Fighting extremism

It is one thing to hold these views, and quite another to avail oneself of destructive means and violence in order to realize them.

Settler arrested for crossing Jordan border 311 (photo credit: Marc Israel Sellem)
Settler arrested for crossing Jordan border 311
(photo credit: Marc Israel Sellem)
Over the last day or two, there has been a spate of attacks by Jewish extremists. About 50 extremists forced their way into the Efraim Regional Brigade’s base near Kalkilya early Tuesday morning and destroyed IDF property. In parallel, hundreds converged on Ramat Gilad, an illegal outpost in Samaria, and threw rocks at passing Palestinian cars. They also attacked brigade commander Col. (res.) Ran Kahana, who was lightly wounded by a rock. The violent demonstrations were apparently sparked by rumors of the imminent dismantling of Ramat Gilad, in line with a Supreme Court decision from August.
This is not the first time Jewish extremists have attacked the IDF. In September, activists infiltrated a base in the Binyamin region, slashing the tires and cutting the cables of 12 army vehicles in a mechanics workshop.
Meanwhile, earlier Monday night, a group of about 30 activists broke into abandoned churches in Qasr al-Yahud – the site of Jesus’s baptism – and declared they would establish settlement outposts. Some threatened to cross the nearby Jordan border.

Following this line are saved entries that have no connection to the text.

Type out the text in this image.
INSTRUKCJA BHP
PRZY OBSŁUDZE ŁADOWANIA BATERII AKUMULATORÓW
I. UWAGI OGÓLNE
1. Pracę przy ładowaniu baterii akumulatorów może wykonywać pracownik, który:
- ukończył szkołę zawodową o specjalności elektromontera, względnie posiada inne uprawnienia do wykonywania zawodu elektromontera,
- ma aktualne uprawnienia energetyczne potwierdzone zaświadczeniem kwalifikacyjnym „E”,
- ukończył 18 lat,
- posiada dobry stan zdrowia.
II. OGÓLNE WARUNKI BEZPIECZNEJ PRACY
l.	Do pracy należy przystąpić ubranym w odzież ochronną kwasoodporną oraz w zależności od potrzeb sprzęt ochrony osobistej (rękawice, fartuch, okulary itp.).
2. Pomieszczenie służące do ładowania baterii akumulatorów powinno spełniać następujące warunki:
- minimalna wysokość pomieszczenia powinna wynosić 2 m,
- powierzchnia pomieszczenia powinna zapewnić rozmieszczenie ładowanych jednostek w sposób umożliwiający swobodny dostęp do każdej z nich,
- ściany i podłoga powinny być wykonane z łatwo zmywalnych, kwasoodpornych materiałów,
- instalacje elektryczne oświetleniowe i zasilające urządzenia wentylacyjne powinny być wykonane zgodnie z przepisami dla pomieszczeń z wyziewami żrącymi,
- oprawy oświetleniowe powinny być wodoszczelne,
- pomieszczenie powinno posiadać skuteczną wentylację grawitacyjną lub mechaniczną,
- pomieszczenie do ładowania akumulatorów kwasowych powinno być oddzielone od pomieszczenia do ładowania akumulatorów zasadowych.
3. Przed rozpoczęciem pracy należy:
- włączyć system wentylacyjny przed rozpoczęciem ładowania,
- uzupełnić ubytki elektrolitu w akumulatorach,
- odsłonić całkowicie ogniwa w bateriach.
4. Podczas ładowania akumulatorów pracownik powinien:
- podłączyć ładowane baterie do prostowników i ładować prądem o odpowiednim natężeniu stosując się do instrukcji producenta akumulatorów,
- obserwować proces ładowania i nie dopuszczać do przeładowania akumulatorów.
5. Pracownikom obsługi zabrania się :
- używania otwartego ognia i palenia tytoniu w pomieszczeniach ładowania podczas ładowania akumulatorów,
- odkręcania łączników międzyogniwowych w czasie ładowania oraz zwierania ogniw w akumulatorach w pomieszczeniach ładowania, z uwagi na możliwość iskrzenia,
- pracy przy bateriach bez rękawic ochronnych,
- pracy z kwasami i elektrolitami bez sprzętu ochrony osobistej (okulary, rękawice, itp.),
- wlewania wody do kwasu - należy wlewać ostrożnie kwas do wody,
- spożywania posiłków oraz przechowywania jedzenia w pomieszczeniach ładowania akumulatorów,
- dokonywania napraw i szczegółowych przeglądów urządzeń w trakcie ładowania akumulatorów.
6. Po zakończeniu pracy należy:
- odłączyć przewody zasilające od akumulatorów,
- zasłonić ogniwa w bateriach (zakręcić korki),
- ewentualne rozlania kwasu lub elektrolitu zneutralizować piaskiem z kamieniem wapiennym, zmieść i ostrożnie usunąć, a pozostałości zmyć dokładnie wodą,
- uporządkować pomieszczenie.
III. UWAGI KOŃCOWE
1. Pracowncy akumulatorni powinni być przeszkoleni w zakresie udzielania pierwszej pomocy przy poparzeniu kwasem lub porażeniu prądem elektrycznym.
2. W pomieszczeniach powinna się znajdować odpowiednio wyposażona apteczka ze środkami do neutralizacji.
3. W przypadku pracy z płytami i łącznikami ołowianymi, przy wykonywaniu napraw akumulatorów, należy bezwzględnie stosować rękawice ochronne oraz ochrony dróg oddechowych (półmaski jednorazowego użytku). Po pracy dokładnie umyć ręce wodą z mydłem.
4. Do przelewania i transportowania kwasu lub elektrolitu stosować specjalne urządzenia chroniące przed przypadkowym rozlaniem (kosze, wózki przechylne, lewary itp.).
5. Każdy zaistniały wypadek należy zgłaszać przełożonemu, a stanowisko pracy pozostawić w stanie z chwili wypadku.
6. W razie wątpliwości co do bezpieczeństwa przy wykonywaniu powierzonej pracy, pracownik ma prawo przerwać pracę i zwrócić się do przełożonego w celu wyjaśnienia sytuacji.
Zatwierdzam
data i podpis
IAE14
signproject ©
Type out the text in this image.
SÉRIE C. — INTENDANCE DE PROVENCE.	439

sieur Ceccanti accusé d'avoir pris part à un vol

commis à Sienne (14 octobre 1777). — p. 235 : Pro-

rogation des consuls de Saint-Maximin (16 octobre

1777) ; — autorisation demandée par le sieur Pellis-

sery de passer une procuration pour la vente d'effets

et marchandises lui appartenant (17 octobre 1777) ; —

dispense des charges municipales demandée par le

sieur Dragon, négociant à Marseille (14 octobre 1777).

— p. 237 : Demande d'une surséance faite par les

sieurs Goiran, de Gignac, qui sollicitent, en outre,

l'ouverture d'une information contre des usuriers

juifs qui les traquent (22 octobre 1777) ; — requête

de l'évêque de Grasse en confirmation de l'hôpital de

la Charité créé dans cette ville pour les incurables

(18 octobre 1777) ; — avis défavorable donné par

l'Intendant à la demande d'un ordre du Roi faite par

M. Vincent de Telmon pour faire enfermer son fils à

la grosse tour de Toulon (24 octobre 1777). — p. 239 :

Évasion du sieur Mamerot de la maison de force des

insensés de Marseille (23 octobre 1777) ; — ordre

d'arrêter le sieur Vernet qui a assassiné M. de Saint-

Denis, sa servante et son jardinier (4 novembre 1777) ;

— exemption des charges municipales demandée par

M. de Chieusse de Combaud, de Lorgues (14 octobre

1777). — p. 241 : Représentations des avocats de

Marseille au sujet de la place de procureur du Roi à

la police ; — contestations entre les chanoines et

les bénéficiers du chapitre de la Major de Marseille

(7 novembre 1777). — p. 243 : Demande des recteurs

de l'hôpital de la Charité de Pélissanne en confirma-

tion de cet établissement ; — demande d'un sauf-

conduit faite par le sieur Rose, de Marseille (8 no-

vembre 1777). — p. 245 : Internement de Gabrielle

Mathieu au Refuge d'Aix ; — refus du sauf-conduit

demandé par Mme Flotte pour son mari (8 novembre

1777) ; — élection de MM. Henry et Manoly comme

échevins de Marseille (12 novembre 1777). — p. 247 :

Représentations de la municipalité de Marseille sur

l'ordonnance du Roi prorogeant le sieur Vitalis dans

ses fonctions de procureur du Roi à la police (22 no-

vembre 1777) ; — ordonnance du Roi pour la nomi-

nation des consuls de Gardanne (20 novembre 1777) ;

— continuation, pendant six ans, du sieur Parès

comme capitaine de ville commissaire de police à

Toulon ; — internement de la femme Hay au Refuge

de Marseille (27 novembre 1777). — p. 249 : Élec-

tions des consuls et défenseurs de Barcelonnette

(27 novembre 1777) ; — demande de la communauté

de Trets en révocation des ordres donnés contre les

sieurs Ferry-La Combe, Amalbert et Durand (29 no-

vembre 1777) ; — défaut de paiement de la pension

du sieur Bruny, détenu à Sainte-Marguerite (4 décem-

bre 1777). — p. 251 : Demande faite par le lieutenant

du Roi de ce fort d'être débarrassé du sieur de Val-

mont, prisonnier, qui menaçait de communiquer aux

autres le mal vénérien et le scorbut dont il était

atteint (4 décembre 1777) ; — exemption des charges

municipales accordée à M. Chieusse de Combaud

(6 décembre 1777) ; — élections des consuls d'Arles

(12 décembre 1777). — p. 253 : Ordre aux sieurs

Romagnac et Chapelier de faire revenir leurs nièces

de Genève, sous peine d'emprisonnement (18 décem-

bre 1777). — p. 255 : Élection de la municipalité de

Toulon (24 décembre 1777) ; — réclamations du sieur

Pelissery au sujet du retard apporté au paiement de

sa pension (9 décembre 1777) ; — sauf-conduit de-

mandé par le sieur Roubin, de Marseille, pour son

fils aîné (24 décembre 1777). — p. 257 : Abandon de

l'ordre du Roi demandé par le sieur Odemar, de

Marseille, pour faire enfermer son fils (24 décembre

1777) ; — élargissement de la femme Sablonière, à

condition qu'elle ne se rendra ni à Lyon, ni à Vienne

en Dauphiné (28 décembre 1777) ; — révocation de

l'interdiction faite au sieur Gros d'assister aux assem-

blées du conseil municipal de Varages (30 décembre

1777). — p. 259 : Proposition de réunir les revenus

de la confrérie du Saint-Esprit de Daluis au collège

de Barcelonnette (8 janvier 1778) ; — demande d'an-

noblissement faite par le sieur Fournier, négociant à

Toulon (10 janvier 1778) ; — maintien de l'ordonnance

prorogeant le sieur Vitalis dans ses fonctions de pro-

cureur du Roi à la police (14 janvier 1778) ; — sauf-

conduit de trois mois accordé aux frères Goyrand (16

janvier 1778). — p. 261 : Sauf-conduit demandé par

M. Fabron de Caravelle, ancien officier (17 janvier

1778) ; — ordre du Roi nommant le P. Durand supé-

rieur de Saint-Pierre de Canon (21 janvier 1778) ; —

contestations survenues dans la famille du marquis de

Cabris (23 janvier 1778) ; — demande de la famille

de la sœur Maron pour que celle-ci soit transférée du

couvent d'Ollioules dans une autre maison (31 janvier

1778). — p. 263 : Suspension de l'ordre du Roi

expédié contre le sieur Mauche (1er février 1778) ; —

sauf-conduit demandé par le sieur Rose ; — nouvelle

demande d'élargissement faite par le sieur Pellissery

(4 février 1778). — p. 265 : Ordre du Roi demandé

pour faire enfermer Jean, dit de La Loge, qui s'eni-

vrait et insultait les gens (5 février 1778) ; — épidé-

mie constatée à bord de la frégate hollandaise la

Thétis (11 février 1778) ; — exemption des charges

They were protesting Jordan’s opposition to the building of a new ramp – known as the Mugrabi Bridge – which would give Jews and other non- Muslims access to the Temple Mount from the Western Wall plaza.
In another incident overnight, a group of five Breslov Hassidim illegally entered Joseph’s Tomb in Palestiniancontrolled Nablus to pray. Palestinian security forces opened fire. No one was hurt, though one of the five said a bullet had hit his hat.
IT IS completely legitimate to support Israel’s right to replace the Mugrabi Bridge, which provides Jews with their only means of access to a site the Jewish faith considers the holiest place on earth. On November 28, in a Jerusalem Post editorial entitled “Building bridges,” we argued that “Israel must not cave in to the insanity of Muslim extremism” on the issue of replacing the Mugrabi Bridge. We have also argued in the past that Jews should be given freer access to Joseph’s Tomb for the purpose of prayer. Similarly it is perfectly legitimate to protest the evacuation of Jews from their historical homeland, whether in Ramat Gilad or elsewhere.
But it is one thing to hold these views, and quite another to avail oneself of destructive means and violence in order to realize them. The extremists who attacked IDF soldiers near Ramat Gilad and those who infiltrated the Efraim Regional Brigade’s base went too far. Not only did they attack the institution most responsible for safeguarding the security of Israelis, they endangered Israeli lives by needlessly preoccupying IDF soldiers with maintaining order when they should have been defending our country.
The same is true of the extremists who occupied abandoned churches in Qasr al-Yahud and who entered Nablus without coordinating with IDF forces beforehand.
RABBIS, SETTLEMENT leaders and right-wing politicians were nearly unanimous in their opposition to the sorts of tactics the extremists used. MK Ya’acov Katz (National Union), noting the high percentage of IDF soldiers and officers hailing from settlements, declared that anyone who attacked the IDF “is trying to hurt the settlement movement.”
Rabbi Nahum Rabinovitch, head of the Birkat Moshe Yeshiva in Ma’aleh Adumim, told Army Radio that the demonstrators who had attacked IDF soldiers were “crazies” who needed psychological treatment.
Unfortunately it seems that many of the extremists involved in these incidents are rebellious youths who refuse to listen to authority of any kind. Dani Dayan, chairman of the Council of Jewish Communities in Judea and Samaria, said, “These people are anarchists... they treat even the most respected rabbis as if they were nobodies.”
Under the circumstances, the only solution is a more stringent enforcement of the law. At Ramat Gilad, only one demonstrator was arrested. Police need to do more to prevent these sorts of destructive activities and punish those who take part in them.
As Prime Minister Binyamin Netanyahu noted in an emergency meeting with defense officials, “we must deal with these rioters with a heavy hand.”
While it is legitimate to oppose the dismantling of settlements on the West Bank, resorting to violence against IDF officers and soldiers endangers Israeli lives and does more harm than good to the settlement cause.